Les disparus de la Forêt Noire, avec Hélène de Fougerolles, Grégory Fitoussi et Tchéky Karyo est la nouvelle mini-série de TF1 issue d’une ambitieuse coproduction franco-germano-belge. Tournée à Colmar, Strasbourg (notamment au centre EPID) ou encore sur le site du Donon, offrant une atmosphère authentique et souvent brumeuse qui renforce l’immersion dans ce cold case complexe. Les disparus de la Forêt Noire, est un polar sombre aussi captivant qu’ennuyant.

Synopsis : Près de la frontière franco-allemande, au cœur de la Forêt noire et de la base militaire binationale; 12 corps sont retrouvés dans un charnier. Toutes les victimes sont des hommes, aussi bien français qu’allemands. Cette macabre découverte va venir raviver des souvenirs que Camille Hartmann, une juge d’instruction hors pair, croyait enfouis. Très vite, une évidence se dessine : cette affaire est intimement liée à l’accident de voiture tragique qui a bouleversé la vie de Camille un an plus tôt. Cette nuit là, Camille a perdu la mémoire et a été mise sur la touche. Déterminée à connaitre la vérité et à faire la lumière sur son passé, elle revient en tant que témoin clé sur le terrain aux cotés d’Eric Maes, un inspecteur franco-allemand en charge de l’affaire. Ensemble, ils découvrent que ces meurtres, perpétrés depuis plus de 30 ans, ont un lien direct avec les événements qui ont lieu le soir de l’accident.
Un style Nordique entre tension et lenteur
Avec Les Disparus de la Forêt Noire, les scénaristes et la réalisation empruntent clairement les codes des polars nordiques.
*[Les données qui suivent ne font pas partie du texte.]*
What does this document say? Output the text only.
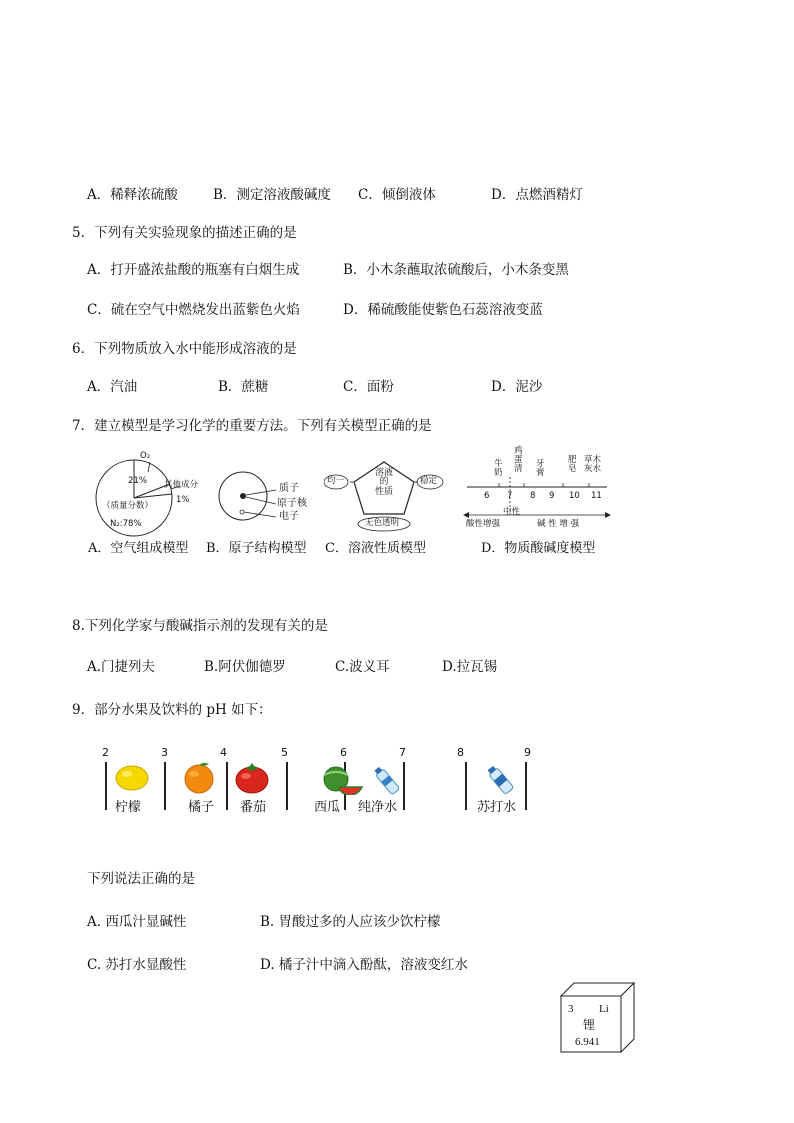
A．稀释浓硫酸	B．测定溶液酸碱度 C．倾倒液体	D．点燃酒精灯
5．下列有关实验现象的描述正确的是
A．打开盛浓盐酸的瓶塞有白烟生成	B．小木条蘸取浓硫酸后，小木条变黑
C．硫在空气中燃烧发出蓝紫色火焰	D．稀硫酸能使紫色石蕊溶液变蓝
6．下列物质放入水中能形成溶液的是
A．汽油	B．蔗糖	C．面粉	D．泥沙
7．建立模型是学习化学的重要方法。下列有关模型正确的是
O₂
21% 其他成分
1%
（质量分数）
N₂:78%
A．空气组成模型
质子
原子核
电子
B．原子结构模型
溶液
的
性质
均一	稳定
无色透明
C．溶液性质模型
牛
奶
鸡
蛋
清 牙
膏
肥
皂
草木
灰水
6 7 8 9 10 11
中性
酸性增强	碱 性 增 强
D．物质酸碱度模型
8.下列化学家与酸碱指示剂的发现有关的是
A.门捷列夫	B.阿伏伽德罗	C.波义耳	D.拉瓦锡
9．部分水果及饮料的 pH 如下：
2	3	4	5	6	7	8	9
柠檬	橘子 番茄	西瓜 纯净水	苏打水
下列说法正确的是
A. 西瓜汁显碱性	B. 胃酸过多的人应该少饮柠檬
C. 苏打水显酸性	D. 橘子汁中滴入酚酞，溶液变红水
3 Li
锂
6.941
Les décors froids et l’ambiance glaciale, à la frontière franco-allemande, aident à planter l’univers de cette mini-série de seulement 4 épisodes. La série a d’ailleurs remporté le Grand Prix de la série 2022 au festival du polar de Cognac, preuve que l’originalité de sa forme a su convaincre le jury.
L’ambiance visuelle est complétée par une bande-son originale signée par l’ancien guitariste de Téléphone, Louis Bertignac, dont l’usage de guitares électriques contribue à l’atmosphère inquiétante de l’ensemble. Si la série a le mérite d’être originale par sa forme, ça change clairement de ce qu’on a l’habitude de voir dans le genre thriller sur TF1, elle a tout de même un gros problème de rythme.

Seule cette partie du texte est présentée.